Of the last six years or so since I have lived and worked in this country, the nation has changed from being regarded as an ‘economic miracle’ with regards to its balancing of the capitalism, Islam and democracy to a place governed by a leadership that is arguably paranoid, delusional and deeply inward-looking. With approximately 90% of all the print outlets in the hands of pro-government management or leaning, the space to engage with Turkish politics has narrowed considerably. As part of the opening up of society during the 2000s, the greater participation of private capital in the media was part of the democratisation process, a reflection of confidence on the part of policymakers. But over the last few years, wave after wave of dissent and disillusion in relation to the AKP government, now firmly in place for a fourth term in succession, is leading to a fearful, muted and highly disappointed population, in spite of the fact that in November 2015 the AKP obtained nearly 50% of the national vote.
How can a country be this polarised? Partly, the answer is that there is limited opposition to the AKP, and what does exist is disparate and divisive. With the dramatic breakdown in the Kurdish peace process and the blowback from an ineffective approach to the Syrian crisis, the AKP leadership evokes the idea of Turkey defending itself from its enemies, within and without. Historically, the Kemalist elites were able to take advantage of this discourse to serve their own interests. There is also a considerable element of the wider country that has benefited from the neo-liberalisation of the Turkish economy and its politics over the last decade and a half, and these pious, conservative and religious Muslims are loyal to a party that is seen to have benefited them and society as a whole.
While Turkish politics is complex and fraught with inconsistencies, the reality of the recent closure of the Zaman group newspapers is a blow to freedom of speech, the freedom to critically engage in politics, and the freedom to discuss and debate openly and without fear. What is happening in Turkey is similar to elsewhere in Western Europe, such that its labelling is extremist, terrorist or treasonous. When states evoke the idea of terrorism, it creates an emotional response on the part of the wider population that leads to fear, then moulded at will.
Turkey is heading down a deeply dangerous path that is potentially destabilising for the whole Middle East. It faces isolation in the region. People in Turkey remember the dark days of the 1980s and 1990s, when ethnic and sectarian violence was the norm, with people sharply divided politically, culturally and economically, and when a dark and gloomy cloud hung over the nation without hope or opportunity.
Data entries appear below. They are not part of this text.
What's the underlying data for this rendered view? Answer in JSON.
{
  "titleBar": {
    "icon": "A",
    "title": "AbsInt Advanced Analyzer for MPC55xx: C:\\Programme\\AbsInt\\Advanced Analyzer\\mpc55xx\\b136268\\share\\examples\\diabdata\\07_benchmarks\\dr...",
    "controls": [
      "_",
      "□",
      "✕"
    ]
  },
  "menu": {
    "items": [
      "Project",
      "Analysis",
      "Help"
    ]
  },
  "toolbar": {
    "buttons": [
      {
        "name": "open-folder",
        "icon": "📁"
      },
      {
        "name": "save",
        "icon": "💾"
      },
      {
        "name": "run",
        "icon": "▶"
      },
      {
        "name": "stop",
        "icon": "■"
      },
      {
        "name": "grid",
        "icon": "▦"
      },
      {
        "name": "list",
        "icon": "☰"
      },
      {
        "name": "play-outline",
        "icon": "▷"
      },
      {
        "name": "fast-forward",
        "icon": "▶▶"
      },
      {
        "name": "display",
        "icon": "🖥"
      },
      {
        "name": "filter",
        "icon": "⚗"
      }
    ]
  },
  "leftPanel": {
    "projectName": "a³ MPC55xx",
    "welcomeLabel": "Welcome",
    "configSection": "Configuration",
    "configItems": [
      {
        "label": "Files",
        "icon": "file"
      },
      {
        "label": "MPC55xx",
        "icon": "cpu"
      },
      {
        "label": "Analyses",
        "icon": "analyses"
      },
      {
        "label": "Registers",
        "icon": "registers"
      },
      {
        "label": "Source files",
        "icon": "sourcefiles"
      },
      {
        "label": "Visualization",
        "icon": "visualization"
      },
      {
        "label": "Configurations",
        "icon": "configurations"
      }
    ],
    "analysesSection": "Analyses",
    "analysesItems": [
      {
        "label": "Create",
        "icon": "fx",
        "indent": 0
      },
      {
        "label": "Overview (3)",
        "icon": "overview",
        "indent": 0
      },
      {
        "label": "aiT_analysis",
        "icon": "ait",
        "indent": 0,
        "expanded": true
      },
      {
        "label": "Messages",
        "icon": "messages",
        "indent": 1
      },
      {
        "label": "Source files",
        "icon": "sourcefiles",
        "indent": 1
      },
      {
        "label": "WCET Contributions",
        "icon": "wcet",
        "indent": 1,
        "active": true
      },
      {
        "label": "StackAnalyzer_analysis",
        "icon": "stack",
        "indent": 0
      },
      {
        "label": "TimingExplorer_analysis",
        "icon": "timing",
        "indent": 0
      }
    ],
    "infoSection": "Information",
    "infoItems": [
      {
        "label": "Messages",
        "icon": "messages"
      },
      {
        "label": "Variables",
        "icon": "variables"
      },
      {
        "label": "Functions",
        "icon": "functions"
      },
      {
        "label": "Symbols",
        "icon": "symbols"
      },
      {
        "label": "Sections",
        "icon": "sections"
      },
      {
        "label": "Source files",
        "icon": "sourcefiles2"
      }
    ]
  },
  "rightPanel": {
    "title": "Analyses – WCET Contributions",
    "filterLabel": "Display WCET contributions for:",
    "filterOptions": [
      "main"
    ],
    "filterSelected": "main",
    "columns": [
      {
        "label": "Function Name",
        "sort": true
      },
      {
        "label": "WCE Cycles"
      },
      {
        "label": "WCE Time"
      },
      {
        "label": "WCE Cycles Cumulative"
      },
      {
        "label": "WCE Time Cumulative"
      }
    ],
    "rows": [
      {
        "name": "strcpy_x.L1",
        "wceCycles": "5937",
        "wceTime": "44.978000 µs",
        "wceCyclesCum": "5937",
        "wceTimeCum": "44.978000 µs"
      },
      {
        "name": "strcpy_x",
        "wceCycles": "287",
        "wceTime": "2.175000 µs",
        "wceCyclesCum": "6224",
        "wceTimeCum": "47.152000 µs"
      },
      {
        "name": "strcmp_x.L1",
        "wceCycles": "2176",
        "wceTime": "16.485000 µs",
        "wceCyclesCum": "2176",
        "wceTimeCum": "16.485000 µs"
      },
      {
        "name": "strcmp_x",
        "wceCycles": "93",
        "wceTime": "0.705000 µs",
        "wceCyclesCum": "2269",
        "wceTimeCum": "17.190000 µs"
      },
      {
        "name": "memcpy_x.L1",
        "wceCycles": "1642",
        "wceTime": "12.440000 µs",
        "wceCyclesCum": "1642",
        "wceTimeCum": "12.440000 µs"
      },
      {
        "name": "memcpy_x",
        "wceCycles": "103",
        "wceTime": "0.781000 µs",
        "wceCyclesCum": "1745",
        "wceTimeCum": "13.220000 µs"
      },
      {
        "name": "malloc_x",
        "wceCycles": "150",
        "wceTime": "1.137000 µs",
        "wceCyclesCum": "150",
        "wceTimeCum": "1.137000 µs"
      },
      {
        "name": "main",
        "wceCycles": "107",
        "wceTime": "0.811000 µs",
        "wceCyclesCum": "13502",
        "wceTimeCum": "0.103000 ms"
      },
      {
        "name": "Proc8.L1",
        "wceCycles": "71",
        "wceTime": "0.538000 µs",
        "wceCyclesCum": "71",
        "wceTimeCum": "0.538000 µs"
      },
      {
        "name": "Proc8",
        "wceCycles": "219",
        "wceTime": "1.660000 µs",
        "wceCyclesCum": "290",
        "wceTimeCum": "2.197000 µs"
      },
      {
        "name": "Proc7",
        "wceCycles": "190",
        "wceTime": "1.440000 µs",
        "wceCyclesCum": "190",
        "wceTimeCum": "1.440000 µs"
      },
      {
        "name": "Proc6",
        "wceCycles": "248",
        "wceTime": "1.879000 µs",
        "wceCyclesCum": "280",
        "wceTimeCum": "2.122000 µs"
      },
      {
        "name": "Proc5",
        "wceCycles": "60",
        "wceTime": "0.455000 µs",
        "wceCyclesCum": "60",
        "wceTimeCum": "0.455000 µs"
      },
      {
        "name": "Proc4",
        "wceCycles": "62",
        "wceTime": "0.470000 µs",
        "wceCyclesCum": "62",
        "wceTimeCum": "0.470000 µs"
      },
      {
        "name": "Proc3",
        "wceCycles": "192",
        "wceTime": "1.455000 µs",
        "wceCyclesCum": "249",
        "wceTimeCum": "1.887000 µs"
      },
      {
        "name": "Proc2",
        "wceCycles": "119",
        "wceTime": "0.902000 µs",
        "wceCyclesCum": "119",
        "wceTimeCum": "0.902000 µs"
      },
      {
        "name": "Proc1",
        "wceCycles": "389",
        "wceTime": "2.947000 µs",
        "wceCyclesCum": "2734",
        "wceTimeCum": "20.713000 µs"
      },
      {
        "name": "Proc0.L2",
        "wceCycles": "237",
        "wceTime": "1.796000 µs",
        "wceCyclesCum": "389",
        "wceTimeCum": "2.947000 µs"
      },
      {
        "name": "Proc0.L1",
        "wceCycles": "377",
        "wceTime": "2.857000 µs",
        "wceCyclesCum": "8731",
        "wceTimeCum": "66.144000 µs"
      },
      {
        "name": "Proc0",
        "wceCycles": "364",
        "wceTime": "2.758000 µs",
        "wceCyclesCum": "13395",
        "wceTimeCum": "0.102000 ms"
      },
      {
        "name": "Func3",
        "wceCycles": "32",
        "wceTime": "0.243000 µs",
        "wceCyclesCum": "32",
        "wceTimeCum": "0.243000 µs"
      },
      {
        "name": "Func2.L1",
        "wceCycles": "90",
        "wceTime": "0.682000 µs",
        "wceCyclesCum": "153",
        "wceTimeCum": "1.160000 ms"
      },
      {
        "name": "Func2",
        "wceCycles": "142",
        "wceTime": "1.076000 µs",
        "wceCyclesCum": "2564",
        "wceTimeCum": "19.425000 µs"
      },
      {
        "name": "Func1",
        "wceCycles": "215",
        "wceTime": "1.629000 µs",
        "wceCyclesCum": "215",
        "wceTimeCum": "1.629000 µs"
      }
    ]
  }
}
The irony is that half of the nation regards anything the ruling party does as perfectly acceptable in the current climate of actual terrorism in the form of far left violence, Islamic State bombings and the perennial bogeyman, the PKK, resurfacing as Turkey’s most sinister enemy within. With an immense electoral mandate, the AKP leadership sees itself as untouchable. Such hubris is often the pride before the fall.